Course Projects

These are some of the projects I worked on for various courses in UC Berkeley.

System for Scalable Assimilation of Human Demonstrations for Robotic Manipulation Tasks

This project was for Advanced Robotics and paralleled my research. The idea is to collect a large number of human demonstrations of manipulation tasks and then apply a geometry based trajectory transfer technique in order to execute these tasks on a robot for a new and unseen initial configurations.

Here is a project report.

The following is a short video of tracking the human hand using a Kalman Smoother to extract the trajectory from the demonstration:

This project was (and is currently being) done in collaboration with Ankush Gupta, Jia Pan and Henry Lu.

Understanding Trajectory Transfer through Non-Rigid Registration and Sinkhorn Procedure

The final project for Graduate Algorithms involved reading, understanding and presenting any theoretical paper(s) related to the material in the class.

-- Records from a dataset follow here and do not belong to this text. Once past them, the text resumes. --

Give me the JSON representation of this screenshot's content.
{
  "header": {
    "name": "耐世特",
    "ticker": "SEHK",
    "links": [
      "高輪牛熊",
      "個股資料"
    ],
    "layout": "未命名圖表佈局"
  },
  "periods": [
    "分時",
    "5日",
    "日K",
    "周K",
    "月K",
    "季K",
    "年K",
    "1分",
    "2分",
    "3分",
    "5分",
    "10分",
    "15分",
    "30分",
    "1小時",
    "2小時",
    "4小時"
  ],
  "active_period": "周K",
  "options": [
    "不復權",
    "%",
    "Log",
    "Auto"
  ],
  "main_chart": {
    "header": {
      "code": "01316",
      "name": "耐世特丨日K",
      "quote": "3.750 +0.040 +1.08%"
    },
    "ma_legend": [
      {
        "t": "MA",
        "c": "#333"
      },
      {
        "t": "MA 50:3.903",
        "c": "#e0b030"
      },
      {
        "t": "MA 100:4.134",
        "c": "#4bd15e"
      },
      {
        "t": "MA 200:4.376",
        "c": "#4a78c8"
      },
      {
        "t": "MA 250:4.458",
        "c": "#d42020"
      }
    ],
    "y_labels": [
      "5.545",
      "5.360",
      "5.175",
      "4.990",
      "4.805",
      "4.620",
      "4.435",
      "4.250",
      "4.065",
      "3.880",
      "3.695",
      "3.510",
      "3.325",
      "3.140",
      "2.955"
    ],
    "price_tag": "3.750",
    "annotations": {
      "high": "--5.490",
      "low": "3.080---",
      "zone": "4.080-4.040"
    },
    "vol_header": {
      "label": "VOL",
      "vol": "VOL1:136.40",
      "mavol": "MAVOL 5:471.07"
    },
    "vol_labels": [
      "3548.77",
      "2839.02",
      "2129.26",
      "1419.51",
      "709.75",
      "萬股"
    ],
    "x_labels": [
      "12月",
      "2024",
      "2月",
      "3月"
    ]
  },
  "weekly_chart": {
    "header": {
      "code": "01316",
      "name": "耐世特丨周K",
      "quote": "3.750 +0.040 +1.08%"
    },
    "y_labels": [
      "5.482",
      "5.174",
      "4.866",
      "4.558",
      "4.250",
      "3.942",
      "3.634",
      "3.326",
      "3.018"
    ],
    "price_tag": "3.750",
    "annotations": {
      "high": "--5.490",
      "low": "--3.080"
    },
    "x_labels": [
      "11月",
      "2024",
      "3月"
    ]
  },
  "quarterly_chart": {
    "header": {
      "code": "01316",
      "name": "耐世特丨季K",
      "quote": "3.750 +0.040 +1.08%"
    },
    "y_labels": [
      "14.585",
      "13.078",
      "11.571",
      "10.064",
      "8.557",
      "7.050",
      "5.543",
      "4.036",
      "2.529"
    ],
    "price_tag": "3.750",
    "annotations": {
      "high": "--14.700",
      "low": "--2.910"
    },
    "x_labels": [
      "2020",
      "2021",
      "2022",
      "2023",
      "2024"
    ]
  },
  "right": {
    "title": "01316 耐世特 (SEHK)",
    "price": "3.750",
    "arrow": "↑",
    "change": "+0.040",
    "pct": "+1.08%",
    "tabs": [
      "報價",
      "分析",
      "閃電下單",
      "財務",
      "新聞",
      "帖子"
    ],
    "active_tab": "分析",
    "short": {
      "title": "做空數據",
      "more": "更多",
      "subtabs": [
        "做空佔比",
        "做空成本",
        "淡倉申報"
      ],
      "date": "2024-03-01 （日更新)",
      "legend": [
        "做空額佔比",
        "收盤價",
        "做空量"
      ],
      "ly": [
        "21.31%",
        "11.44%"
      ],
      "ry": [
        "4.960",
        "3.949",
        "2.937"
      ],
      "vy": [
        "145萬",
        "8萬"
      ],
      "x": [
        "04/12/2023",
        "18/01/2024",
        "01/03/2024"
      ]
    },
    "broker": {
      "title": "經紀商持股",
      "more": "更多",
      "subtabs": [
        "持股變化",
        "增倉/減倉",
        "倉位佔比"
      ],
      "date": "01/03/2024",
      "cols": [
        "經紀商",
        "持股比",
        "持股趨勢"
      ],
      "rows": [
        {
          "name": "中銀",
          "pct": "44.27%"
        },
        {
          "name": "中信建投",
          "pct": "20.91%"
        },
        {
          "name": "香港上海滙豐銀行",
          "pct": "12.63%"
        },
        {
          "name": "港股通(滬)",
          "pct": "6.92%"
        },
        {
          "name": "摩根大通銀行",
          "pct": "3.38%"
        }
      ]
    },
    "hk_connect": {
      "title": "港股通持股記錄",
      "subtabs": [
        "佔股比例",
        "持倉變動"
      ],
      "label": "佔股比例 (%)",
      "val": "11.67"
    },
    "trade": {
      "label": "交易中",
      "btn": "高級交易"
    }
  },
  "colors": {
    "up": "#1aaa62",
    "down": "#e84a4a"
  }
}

We focused on non-rigid registration using Thin Plate Splines. This is based on an algorithm proposed by Haili Chui and Anand Rangarajan in order to find a warping from one point-set to another. This is very relevant to my research, as our trajectory generalization method uses this technique to generalize human demonstrations to new situations. We also studied the proof of convergence of the iterative row and column normalization of positive matrices to doubly stochastic matrices, a.k.a. the Sinkhorn Procedure, and why this technique is relevant for non-rigid registration.

Here is our project presentation for the class.

This project was done in collaboration with Abhishek Gupta.

Interactive Inverse Kinematics

For our final project for Computer Graphics, we made an interactive game involving inverse kinematics. We used ASUS Xtion Pro Live depth sensors to track human movements and had a simulated robot imitate them using IK.

The goal of the game is to catch and place the purple ball in the orange cube. Doing so will make Robot Professor James O'Brien happy!

This project was done in collaboration with Ankush Gupta and Jonathan Ho.

Delaunay Triangulation

I made a Delaunay Triangulator for the final project of Computational Geometry. It follows the algorithm as described by Leonidas J. Guibas and Jorge Stolfi in Primitives for the Manipulation of General Subdivisions and the Computation of Voronoi Diagrams.

Here are a few images of the algorithm at work. The image on the right contains 10000 nodes. Beyond this, the triangulation looks like a yellow square, unless zoomed in.